With a historical/biographical movie of this magnitude, I must being with the character and portrayal of Abraham Lincoln by the legendary Daniel Day-Lewis. While I do enjoy reading and learning of our history, I know little about the actual person that Lincoln was. I have only seen pictures and heard little tid-bits of his personality, and of course we all know of his historic accomplishments.What Day-Lewis has done in Lincoln transcends any other acting performance I have ever seen in film or television, because Day-Lewis is not acting. As per his usual acting methods, the name Daniel Day-Lewis is never heard or seen on [or off] set once production has started. Instead, Day-Lewis goes by Lincoln’s name, and remains in character for months on end. I did not see this performance as an act. What I saw on the screen wasn’t a made-up character, but a real person.

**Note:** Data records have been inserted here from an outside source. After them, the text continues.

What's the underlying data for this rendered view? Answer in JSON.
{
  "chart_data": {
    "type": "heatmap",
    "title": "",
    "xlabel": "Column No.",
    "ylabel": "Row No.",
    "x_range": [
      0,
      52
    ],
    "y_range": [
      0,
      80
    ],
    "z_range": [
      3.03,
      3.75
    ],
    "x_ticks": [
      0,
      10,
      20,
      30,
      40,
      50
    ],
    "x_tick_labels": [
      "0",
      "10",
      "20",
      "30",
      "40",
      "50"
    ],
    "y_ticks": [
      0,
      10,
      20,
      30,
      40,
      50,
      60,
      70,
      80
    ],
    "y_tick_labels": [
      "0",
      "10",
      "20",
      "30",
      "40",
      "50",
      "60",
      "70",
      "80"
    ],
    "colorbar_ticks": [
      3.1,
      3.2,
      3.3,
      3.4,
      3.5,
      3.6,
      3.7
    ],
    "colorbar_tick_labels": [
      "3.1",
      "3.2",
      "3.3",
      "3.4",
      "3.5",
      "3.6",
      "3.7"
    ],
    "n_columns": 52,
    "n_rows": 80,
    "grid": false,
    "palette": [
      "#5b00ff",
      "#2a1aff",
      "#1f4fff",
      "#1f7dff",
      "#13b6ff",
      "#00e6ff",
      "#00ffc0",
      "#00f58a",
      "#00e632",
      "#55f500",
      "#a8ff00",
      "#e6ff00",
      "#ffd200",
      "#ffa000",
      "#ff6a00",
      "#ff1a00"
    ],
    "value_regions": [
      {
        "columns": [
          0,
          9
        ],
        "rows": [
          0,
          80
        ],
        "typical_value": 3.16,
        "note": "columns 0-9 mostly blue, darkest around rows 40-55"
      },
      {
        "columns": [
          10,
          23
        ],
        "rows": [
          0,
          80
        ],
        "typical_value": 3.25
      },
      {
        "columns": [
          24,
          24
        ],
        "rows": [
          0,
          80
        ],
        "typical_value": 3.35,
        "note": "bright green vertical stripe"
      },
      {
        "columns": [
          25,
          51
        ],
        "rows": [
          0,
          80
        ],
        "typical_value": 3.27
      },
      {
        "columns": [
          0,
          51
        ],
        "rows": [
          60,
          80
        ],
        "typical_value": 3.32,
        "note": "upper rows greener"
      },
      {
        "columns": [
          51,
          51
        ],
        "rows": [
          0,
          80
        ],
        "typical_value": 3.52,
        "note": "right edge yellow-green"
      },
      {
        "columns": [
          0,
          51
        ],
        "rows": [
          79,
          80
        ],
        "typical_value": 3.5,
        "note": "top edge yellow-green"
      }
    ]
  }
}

When you look into his face and his eyes as he is recalling a funny story or as he intensely pines for change, you don’t see Daniel Day-Lewis, you see an Abraham Lincoln. He does not “act”, or “pretend” to be this character, he is this Lincoln. Every other performance in this film and probably every movie I have ever seen has paled in comparison. This is the greatest acting work [if I can even call it acting] that I have ever seen in my life.

That is not to say that the other performances in this film weren’t great, because some of them truly were. Tommy Lee Jones‘ Thaddeus Stevens might be my favorite supporting performance of the decade. He is both hilarious and stern, determined to change this horrible act of slavery. This was the most interesting and unique character that I have seen Jones play. Sally Field also gives a wonderfully estranged performance as the maybe-crazy Mary-Todd Lincoln. Apart from them, the entire cast is filled with an awesome ensemble of really talented actors who all bring something different to the film: David Strathairn‘s faithful Lincoln sidekick William Seward; James Spader‘s unkempt, raunchy, funny behind-the-scenes worker for Lincoln, with his partners played by John Hawkes and Tim Blake Nelson, who are perfect fits for the times; Joseph Gordon-Levitt‘s righteous and rebellious son of Lincoln, Robert; Jared Harris‘ eerily accurate look of U.S. Grant; and other perfectly casted actors such as Hal Holbrook, Jackie Earle Haley, Bruce McGill, Joseph Cross, and Lee Pace. For a film with one of the most influential and powerful lead figures as Abe Lincoln, the supporting cast of characters is surprisingly awesome.

The movie itself was surprisingly light and funny, while still having some thick, heavy drama, of course. The forgiving run-time and not so heavy tone of the film allow for viewers of all interests and demographics, not just history nerds. That does not take away from the importance of the film, however. The viewer is constantly beat over the head with the fact that this man has to resolve the two biggest problems this country has ever faced in the span of a few weeks. The script is littered with powerful punch lines from many different characters re-enforcing both the importance of ending the war, ending slavery, and the impossibility of achieving both. The situation is handled surprisingly calmly by Day-Lewis’ cool and collected Lincoln. While not forfeiting some serious, intimidating, and powerful words, he usually relies on subtle revelations and metaphors, even a funny story or two. The courthouse is where you will find the dramatics: the racism, the slander, the insults, and the real hits to each party in their fight to destroy or save slavery.

The second unit work, which is what I refer the set, costume, and make-up crew as, is really good and convincing, and the film features a subtle yet satisfying soundtrack from the illustrious John Williams. The theme for this movie is one of my favorites from him. The camera work is classic Spielberg, involving some great cinematic work to enforce many themes like importance and power. It was very fitting for the telling of this story. And there was one thing that Steven Spielberg did that I really noticed and enjoyed, and that was the introductions of a lot of the characters. The camera work and dialogue schemes used to first show several of the characters, including Lincoln, Thaddeus Stevens, and the Spader/Hawkes/Nelson trio, was really cool.

My Rating

4/4 – Combined with the most true acting performance I have ever seen with Daniel Day-Lewis’ Abraham Lincoln is a funny, powerful, flawless presentation of the most important couple of months in U.S. history.